(2006) Contractor yard donates $30,000 in materials to Habitat.

(2006) Contractor yard donates $30,000 in materials to Habitat.

Jan 17, 2006

Roanoke Rapids - Frank McGuiness once spent 16-hour days at Rockefeller Center in New York City managing the NBC stages. Tom House fixed machines at Xerox. Acey Smith spent 40 years at the mill.

Now these three and many others, like Ed Clark and Harold Hicks Jr., spend their time volunteering for the Habitat for Humanity.

Most of us are retired,” McGuiness said, adding everyone enjoys spending time together.

The crew was together Saturday for a good cause - filling an empty storefront building, on loan from local businessman Henry Moncure, with an estimated $30,000 worth of building and housing materials that had been donated by the Contractor Yard (formerly Moore's).

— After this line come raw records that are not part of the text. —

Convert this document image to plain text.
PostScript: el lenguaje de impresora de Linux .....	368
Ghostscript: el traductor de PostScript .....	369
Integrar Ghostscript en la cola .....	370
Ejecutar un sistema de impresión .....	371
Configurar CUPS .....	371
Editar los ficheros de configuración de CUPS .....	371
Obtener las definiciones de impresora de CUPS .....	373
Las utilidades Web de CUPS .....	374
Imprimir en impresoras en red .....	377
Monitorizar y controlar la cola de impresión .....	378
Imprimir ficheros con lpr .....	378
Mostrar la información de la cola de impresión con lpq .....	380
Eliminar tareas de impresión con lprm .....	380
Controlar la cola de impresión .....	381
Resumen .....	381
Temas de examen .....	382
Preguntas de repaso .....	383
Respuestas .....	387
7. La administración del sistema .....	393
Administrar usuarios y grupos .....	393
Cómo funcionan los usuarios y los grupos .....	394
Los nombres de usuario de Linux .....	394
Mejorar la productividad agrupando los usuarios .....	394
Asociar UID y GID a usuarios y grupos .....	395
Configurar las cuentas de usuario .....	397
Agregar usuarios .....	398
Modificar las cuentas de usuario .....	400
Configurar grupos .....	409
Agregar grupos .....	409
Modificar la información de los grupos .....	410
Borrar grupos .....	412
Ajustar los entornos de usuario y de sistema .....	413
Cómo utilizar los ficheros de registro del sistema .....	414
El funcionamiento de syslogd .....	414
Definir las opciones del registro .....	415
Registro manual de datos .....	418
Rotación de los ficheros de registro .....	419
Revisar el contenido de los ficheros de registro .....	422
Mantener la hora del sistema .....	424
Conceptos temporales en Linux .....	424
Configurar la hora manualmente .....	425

Asked why the company decided to donate the materials, operations manager Dick Raim said simply, because they need it.” The Contractor Yard holds a good corporate relationship with Habitat, he added.

Habitat Director John Sing agreed. The Contractor Yard - and Moore's before it - have been very good to Habitat,” he said.

Sing said a majority of the donated material will be used in the building of a new house.

According to its mission statement, Habitat for Humanity is a non-profit, ecumenical Christian housing ministry that seeks to eliminate poverty and homelessness throughout the world. Established in 1976, the Georgia-based organization has built more than 200,000 houses around the world.

The organization is run through the help of volunteers, and the donation of money and materials from individuals and businesses. It is not a giveaway program” and in addition to the downpayment and no-interest monthly mortgages, the future homeowners must invest hundreds of hours of their own labor into the construction effort.

When we get a partner, we decide what we're going to do and build the house from the ground up,” Sing explained.

In the 10 years he's volunteered with the organization, 14 homes have been built in the area. The next project, a three-bedroom, two-bathroom house in Gaston, will be started shortly.

The plans have already been drawn, and Sing said property owner Wiley Long gave Habitat an excellent price” on the land. When finished, the house should be worth about $75,000, depending on the market.

Sing noted that donations to the organization are down this year. An issue, he attributed to the large amount of funds sent to New Orleans and other places. He said that is a shame, since Habitat's work directly benefits the local population.